Доктор Трири так же внезапно замолк, как и начал, и зорко повел взглядом поверх голов слушателей. Немногочисленные зрители безмолвствовали.
8
— Ну и что было дальше? — спросил Альберт.
— Да ничего. После этой ахинеи насчет клетки доктор Трири замолк и довольно упорно нас рассматривал. И при этом, по-моему, он думал о нас всех что-то нехорошее.
— Как он выглядит?
— Довольно эффектно. Высокий в черном и широком. Белый воротничок из валансьенских кружев делает его похожим на грифа. Костляв, сухопар, держится подвижно, но не превышает амплитуду приличий. Лицо бледное, аскетическое, губы тонкие, впрочем, ты завтра сам его увидишь.
— С чего ты взял?
— Я полагаю, мы все же посетим его лекцию.
— Зачем?
— Как зачем?
— Зачем нам слушать всякий бред?
— Ей-богу, ты еще не видел такого цирка! — Евгений прищелкнул пальцами.
— Ну, ладно, завтра посмотрим. Ты не досказал, что было дальше.
— Да ничего выдающегося. Во время блистательной речи за доктором топтался его увалень-ученик. Здоровенный такой парень, красномордый и, по-моему, в стельку пьяный. Фамилия ученика Остолоп. Забавно, не правда ли?
— Врешь.
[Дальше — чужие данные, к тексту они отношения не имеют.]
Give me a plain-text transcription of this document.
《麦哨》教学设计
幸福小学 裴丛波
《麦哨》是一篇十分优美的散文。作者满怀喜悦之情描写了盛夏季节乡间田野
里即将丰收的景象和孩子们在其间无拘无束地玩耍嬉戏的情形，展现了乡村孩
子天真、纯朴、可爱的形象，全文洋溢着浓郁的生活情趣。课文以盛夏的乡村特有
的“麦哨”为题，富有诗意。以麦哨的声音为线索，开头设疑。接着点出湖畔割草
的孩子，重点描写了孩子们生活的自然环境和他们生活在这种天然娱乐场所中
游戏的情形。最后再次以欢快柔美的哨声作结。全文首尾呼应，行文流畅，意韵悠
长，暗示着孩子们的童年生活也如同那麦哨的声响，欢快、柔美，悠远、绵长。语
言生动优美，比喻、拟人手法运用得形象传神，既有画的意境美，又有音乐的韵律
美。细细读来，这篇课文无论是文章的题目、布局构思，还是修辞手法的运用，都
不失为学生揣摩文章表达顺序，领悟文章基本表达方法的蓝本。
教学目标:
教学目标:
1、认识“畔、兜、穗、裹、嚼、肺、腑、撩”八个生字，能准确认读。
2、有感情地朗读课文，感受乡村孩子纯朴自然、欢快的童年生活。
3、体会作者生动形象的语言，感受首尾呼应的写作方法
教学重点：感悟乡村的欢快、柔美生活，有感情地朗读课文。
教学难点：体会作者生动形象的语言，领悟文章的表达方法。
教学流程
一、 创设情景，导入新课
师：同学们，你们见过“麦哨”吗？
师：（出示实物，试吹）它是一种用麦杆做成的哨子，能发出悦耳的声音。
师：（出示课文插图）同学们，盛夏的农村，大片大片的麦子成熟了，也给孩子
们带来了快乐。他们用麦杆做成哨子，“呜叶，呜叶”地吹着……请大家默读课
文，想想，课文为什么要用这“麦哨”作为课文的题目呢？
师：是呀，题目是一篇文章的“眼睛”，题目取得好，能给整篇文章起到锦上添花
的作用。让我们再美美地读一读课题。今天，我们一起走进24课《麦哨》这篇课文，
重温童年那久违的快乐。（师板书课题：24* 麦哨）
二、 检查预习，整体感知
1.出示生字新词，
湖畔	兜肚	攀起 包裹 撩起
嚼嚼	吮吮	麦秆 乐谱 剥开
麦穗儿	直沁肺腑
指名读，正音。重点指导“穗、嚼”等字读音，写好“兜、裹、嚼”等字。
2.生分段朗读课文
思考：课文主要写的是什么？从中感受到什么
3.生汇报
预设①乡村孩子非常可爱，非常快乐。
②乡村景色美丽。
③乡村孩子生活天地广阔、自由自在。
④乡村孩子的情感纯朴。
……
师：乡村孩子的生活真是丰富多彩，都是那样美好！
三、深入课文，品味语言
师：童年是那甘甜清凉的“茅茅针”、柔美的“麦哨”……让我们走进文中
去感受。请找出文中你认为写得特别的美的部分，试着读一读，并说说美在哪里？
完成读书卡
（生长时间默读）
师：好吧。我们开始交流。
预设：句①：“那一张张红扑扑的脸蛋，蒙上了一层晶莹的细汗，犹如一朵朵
Откуда ты узнал?
— Помощник капитана обращался к ним, и я слышал. Мистер Трири и мистер Остолоп.
— Сочинил?
— Ну сочинил. — Кулановский вздохнул. — Совсем немножко. Одну букву. Оссолоп его фамилия.
9
Торжественно, широким, размашистым шагом доктор Трири миновал пассажирскую палубу и поднялся наверх, где для него и Джимми был приготовлен номер люкс. Словно подрубленное дерево, рухнул доктор в мягкое чашеобразное кресло. Застенчивая улыбка медленно проявилась на бледном лице, как изображение на недодержанном негативе.